Weierstrass factorizations in compact Riemann surfaces (Q1380506)

Let \(\mathcal V\) be a compact Riemann surface of genus \(g\) , \(\infty\) be a point of \(\mathcal V\) and \(\mathcal V ' = \mathcal V -\{\infty\}\). Let \((p_n)\) be a sequence in \(\mathcal V\) to \(\infty\). The authors characterize the subfields of the field of meromorphic functions in \(\mathcal V '\) containing sufficient functions to verify WF(Weierstrass factorization) property. The following is a typical one which they obtained: Let \(V\) be an open neighborhood of \(\infty\) in \(\mathcal V\) with a coordinate \(z\) such that \(z(\infty) = 0\). Let \(\overline{K_\infty}\) be the field generated by all meromorphic functions in \(\mathcal V '\) of the \(h e^{P(1/2)}\) in \(V\), with a polynomial \(P\). Then, it is known that \(\overline{K_\infty}\) verifies WF property.
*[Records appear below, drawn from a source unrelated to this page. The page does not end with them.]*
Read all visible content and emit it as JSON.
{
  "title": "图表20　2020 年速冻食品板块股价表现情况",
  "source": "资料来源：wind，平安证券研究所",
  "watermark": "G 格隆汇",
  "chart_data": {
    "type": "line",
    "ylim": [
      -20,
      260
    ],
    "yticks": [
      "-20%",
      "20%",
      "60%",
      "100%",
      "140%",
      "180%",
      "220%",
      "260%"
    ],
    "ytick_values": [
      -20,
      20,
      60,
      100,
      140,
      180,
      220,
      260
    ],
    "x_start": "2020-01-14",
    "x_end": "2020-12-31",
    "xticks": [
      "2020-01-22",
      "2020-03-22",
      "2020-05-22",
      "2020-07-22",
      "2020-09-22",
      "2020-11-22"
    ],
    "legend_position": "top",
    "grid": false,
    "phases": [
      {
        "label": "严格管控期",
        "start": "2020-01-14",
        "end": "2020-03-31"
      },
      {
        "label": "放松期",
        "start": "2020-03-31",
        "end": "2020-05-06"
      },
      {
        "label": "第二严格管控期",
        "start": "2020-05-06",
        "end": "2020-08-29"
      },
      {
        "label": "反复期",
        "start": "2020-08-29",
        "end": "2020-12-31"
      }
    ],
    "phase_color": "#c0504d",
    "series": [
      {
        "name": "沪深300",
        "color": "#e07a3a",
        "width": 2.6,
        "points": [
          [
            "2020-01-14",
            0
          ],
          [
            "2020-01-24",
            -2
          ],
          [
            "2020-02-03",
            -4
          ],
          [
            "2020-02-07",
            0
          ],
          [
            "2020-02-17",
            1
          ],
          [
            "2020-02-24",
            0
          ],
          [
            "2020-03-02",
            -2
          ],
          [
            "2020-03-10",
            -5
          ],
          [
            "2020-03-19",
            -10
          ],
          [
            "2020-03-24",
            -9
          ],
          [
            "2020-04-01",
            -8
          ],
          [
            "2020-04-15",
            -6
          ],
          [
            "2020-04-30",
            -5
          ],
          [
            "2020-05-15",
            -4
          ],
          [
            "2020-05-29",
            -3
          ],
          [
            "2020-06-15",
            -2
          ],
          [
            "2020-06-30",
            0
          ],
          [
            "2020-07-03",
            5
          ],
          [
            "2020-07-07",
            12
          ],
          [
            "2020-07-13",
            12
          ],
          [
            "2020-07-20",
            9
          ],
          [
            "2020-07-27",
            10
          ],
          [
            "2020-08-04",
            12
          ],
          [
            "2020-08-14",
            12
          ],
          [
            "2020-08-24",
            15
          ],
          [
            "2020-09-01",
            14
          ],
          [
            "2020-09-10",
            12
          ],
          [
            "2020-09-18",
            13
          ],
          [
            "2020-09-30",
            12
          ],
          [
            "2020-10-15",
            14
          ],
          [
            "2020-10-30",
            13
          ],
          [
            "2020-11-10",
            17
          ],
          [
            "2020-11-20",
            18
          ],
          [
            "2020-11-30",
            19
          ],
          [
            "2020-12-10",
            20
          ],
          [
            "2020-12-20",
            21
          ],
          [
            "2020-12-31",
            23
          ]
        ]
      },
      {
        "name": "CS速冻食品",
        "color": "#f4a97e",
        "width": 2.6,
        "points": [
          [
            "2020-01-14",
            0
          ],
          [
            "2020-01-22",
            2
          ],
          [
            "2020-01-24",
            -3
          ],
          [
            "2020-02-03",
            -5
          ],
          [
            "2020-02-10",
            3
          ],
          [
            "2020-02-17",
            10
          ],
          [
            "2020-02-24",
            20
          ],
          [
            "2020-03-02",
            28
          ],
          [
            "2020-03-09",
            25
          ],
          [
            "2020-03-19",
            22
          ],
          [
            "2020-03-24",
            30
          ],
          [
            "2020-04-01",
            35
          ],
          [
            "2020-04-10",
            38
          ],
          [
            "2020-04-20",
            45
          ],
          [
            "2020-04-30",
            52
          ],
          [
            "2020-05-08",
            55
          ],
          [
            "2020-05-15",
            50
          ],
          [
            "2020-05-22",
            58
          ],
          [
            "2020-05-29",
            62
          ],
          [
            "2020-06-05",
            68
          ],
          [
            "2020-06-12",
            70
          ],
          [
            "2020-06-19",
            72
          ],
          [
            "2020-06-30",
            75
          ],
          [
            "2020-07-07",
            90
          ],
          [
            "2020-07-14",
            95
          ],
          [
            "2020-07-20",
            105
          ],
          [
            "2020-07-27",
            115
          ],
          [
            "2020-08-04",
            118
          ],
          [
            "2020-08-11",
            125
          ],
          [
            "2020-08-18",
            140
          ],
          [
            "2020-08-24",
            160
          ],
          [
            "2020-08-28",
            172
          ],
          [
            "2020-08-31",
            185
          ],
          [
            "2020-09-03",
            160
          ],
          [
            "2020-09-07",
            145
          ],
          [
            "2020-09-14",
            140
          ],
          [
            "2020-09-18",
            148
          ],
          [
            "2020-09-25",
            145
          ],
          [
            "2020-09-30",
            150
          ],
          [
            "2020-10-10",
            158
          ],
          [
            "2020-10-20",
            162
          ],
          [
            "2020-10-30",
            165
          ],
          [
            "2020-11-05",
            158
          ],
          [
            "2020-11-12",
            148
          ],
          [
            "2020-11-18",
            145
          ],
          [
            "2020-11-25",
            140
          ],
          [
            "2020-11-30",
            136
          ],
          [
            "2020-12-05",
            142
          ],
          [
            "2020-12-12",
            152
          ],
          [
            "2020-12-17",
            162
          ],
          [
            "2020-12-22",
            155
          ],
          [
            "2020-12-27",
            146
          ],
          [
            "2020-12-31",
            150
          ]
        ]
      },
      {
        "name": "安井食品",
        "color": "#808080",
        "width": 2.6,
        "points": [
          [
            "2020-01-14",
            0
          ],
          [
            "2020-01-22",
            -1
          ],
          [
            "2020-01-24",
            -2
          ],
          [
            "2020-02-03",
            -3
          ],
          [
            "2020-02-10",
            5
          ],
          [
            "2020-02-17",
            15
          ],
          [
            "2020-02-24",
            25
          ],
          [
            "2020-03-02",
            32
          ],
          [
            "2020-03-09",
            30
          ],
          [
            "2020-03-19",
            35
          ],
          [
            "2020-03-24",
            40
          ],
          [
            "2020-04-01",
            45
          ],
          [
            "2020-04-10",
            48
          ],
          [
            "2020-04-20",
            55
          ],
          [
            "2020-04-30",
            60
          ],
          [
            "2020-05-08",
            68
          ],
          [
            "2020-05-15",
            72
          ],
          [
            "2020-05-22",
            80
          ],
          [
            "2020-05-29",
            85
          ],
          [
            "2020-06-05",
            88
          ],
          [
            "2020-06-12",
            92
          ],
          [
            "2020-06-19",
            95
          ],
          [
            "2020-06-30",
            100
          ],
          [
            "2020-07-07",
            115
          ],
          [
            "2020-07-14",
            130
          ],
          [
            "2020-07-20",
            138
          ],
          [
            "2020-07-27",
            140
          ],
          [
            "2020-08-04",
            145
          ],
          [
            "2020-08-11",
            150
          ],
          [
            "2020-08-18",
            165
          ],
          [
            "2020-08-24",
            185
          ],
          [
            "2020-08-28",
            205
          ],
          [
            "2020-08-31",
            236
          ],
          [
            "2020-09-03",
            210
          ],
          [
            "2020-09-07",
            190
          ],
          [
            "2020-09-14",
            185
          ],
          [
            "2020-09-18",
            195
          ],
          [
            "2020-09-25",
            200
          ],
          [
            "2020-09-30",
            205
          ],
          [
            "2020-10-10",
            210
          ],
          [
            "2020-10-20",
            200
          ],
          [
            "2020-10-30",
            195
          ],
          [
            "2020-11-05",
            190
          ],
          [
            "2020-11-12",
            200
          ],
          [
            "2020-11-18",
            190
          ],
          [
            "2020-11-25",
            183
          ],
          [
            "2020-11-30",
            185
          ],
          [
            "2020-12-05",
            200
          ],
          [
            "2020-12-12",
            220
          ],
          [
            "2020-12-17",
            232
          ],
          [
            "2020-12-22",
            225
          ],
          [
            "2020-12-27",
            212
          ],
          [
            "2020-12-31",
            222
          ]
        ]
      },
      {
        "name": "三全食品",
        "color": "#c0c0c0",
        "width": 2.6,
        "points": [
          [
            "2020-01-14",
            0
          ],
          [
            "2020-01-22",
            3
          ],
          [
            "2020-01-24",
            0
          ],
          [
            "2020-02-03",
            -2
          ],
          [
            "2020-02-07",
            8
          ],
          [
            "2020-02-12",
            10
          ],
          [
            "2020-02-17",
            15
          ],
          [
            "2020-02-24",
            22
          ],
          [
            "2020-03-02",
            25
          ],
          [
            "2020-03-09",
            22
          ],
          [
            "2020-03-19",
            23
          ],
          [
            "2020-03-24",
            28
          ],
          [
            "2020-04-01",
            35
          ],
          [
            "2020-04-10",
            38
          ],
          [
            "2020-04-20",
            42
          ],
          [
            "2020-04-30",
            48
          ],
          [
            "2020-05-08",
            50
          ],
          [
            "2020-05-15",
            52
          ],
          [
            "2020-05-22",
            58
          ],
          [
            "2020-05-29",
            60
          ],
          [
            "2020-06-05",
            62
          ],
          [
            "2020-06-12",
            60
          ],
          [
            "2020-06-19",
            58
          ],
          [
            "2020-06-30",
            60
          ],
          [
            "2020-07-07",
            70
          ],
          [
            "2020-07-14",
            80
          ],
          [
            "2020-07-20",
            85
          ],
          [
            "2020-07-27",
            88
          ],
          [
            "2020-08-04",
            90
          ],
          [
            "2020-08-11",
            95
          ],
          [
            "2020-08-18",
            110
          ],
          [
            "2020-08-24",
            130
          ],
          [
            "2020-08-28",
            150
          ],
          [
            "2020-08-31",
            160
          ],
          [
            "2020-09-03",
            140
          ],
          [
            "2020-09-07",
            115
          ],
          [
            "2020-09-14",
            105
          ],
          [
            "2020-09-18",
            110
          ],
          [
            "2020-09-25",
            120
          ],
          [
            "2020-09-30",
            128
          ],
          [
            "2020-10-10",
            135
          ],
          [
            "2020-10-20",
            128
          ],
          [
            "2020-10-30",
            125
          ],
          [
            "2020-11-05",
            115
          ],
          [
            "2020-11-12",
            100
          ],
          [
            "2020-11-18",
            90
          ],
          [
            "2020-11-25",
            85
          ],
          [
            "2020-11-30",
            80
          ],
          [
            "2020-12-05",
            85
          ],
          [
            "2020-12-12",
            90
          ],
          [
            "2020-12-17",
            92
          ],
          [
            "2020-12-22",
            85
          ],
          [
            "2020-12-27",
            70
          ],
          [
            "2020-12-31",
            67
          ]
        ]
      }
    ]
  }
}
Let \(K_\infty\) be the subfield of \(\overline{K_\infty}\) corresponding to polynomials \(P\) of degree \(\geq g\) . Then, the authors prove that for a sequence \((p_n)\) , the existence of an associated Weierstrass product with factors in \(K_n\) is equivalent to the absolute convergence of \(\sum_{n=1}^{\infty} z(p_n)^{g+1}\).